Lilli Smith : Au pic de la pandémie, nous avons lancé nos outils de conception générative. Vous pouvez y intégrer vos idées de conception et la manière dont elles vont fonctionner. Dans le cas d’ un restaurant, il faut prévoir suffisamment d’espace entre chaque table. Il faut également calculer le nombre de tables afin d’évaluer la viabilité économique de ce nouvel aménagement.
Conscients de l’importance de l’espacement, nous avons inclus ce paramètre dans ces outils avant même le début de la pandémie. Le niveau d’espacement peut être facilement modifié. Le nombre de cas d’utilisation de cette excellente fonctionnalité a dépassé nos attentes.
Elvis Garcia : La technologie nous permet de nous adapter à chaque nouvelle découverte. Si un nouveau mode de transmission du virus apparaît, nous adaptons la technologie pour fournir facilement des solutions adéquates. Sinon, nous devrions recommencer à partir de zéro.
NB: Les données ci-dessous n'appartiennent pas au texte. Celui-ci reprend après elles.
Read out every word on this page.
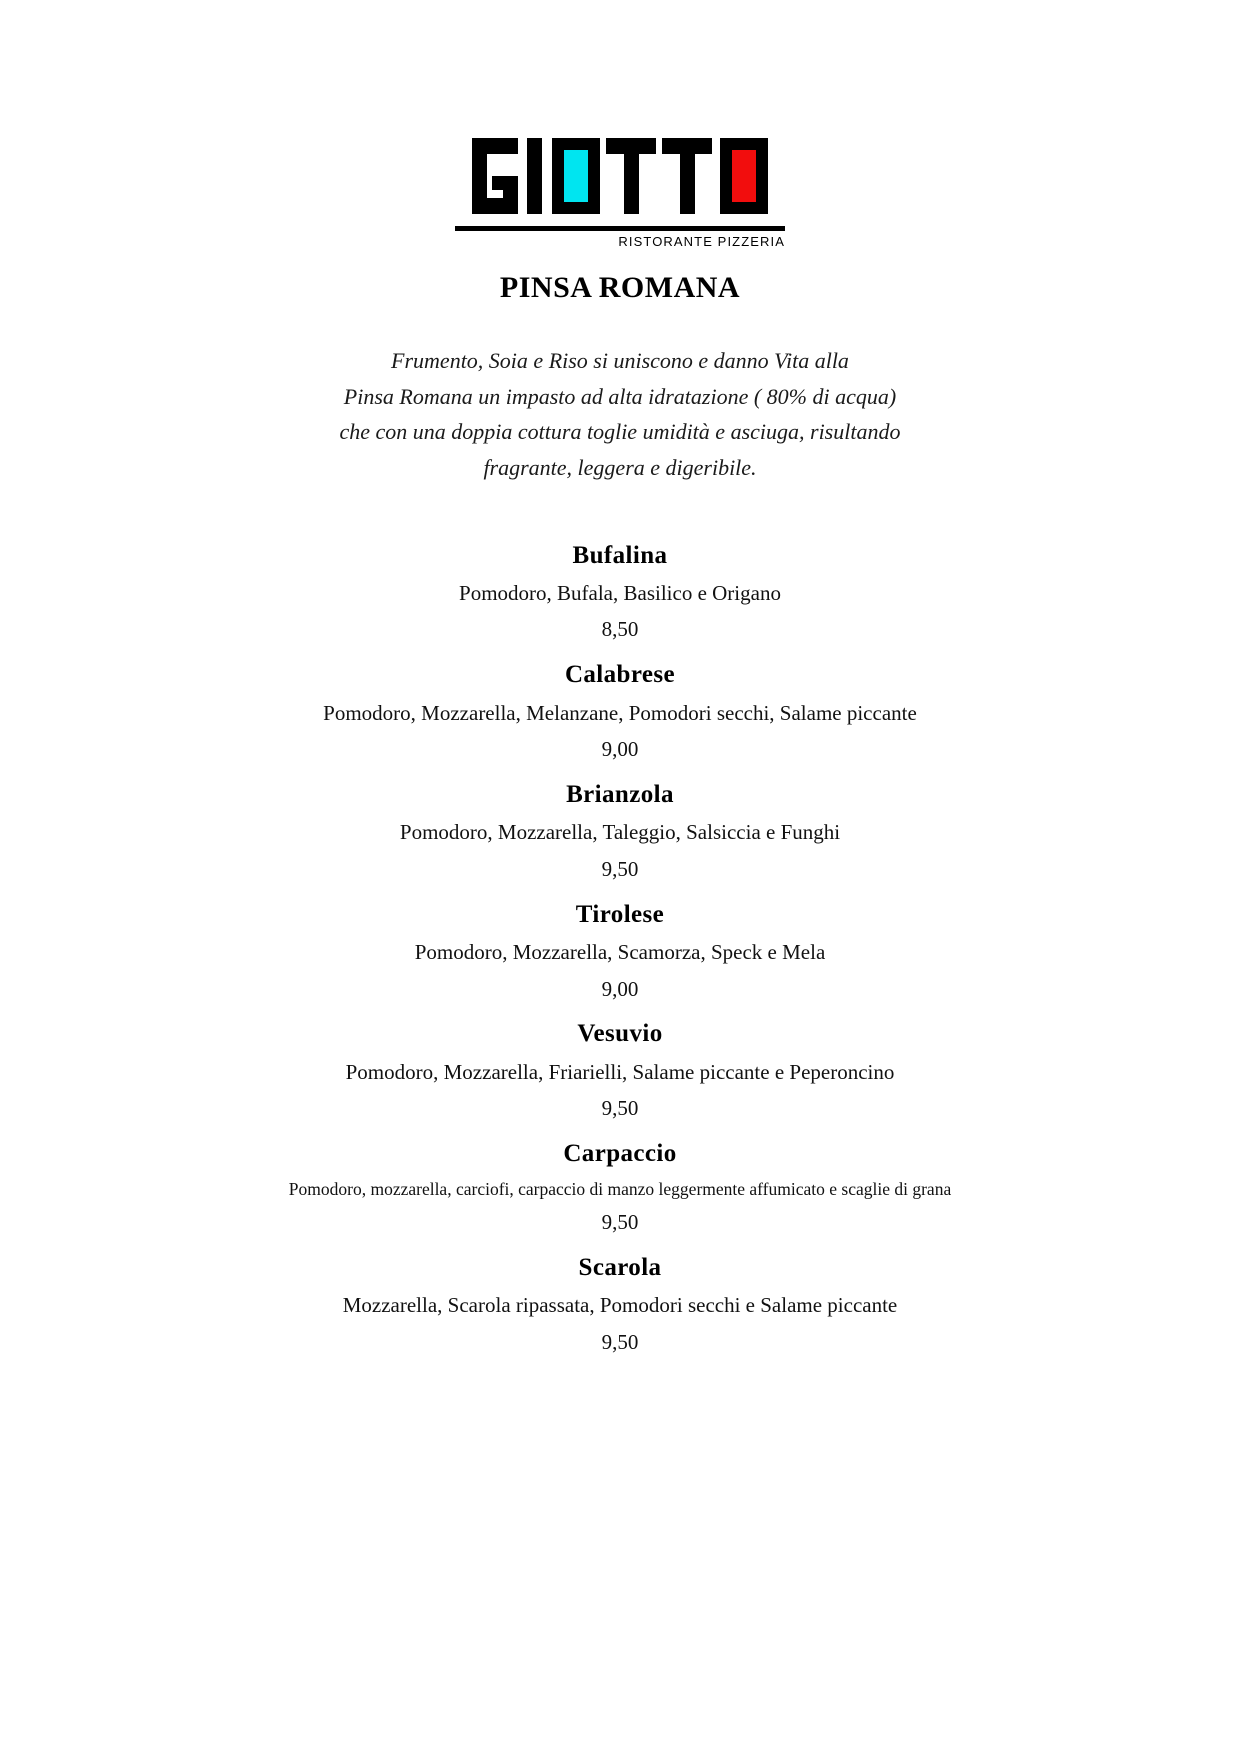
RISTORANTE PIZZERIA
PINSA ROMANA
Frumento, Soia e Riso si uniscono e danno Vita alla
Pinsa Romana un impasto ad alta idratazione ( 80% di acqua)
che con una doppia cottura toglie umidità e asciuga, risultando
fragrante, leggera e digeribile.
Bufalina
Pomodoro, Bufala, Basilico e Origano
8,50
Calabrese
Pomodoro, Mozzarella, Melanzane, Pomodori secchi, Salame piccante
9,00
Brianzola
Pomodoro, Mozzarella, Taleggio, Salsiccia e Funghi
9,50
Tirolese
Pomodoro, Mozzarella, Scamorza, Speck e Mela
9,00
Vesuvio
Pomodoro, Mozzarella, Friarielli, Salame piccante e Peperoncino
9,50
Carpaccio
Pomodoro, mozzarella, carciofi, carpaccio di manzo leggermente affumicato e scaglie di grana
9,50
Scarola
Mozzarella, Scarola ripassata, Pomodori secchi e Salame piccante
9,50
Je pense que la technologie aide beaucoup pour s’adapter très rapidement, à mesure que les connaissances sur le virus évoluent.
Sam Omans : Au cours de l’histoire, pour maximiser le taux d’occupation, les modèles de bureaux ont évolué du box fermé à l’open space en passant par les cubicules. Nous
avons observé, au fil des années, que la satisfaction des employés n’a fait que décroître. Alors c’est une opportunité pour redonner satisfaction aux collaborateurs et pour réinventer cet espace.
Elvis Garcia : Je suis convaincu qu’il s’agit d’un moment charnière qui nous fait prendre conscience de l’impact direct de l’aménagement des espaces sur la santé. Le problème va bien au-delà du virus. Il s’agit plutôt de repenser nos modes de vie et d’exploiter cette technologie pour comprendre nos méthodes de construction afin de réduire l’impact de l’environnement bâti sur la santé.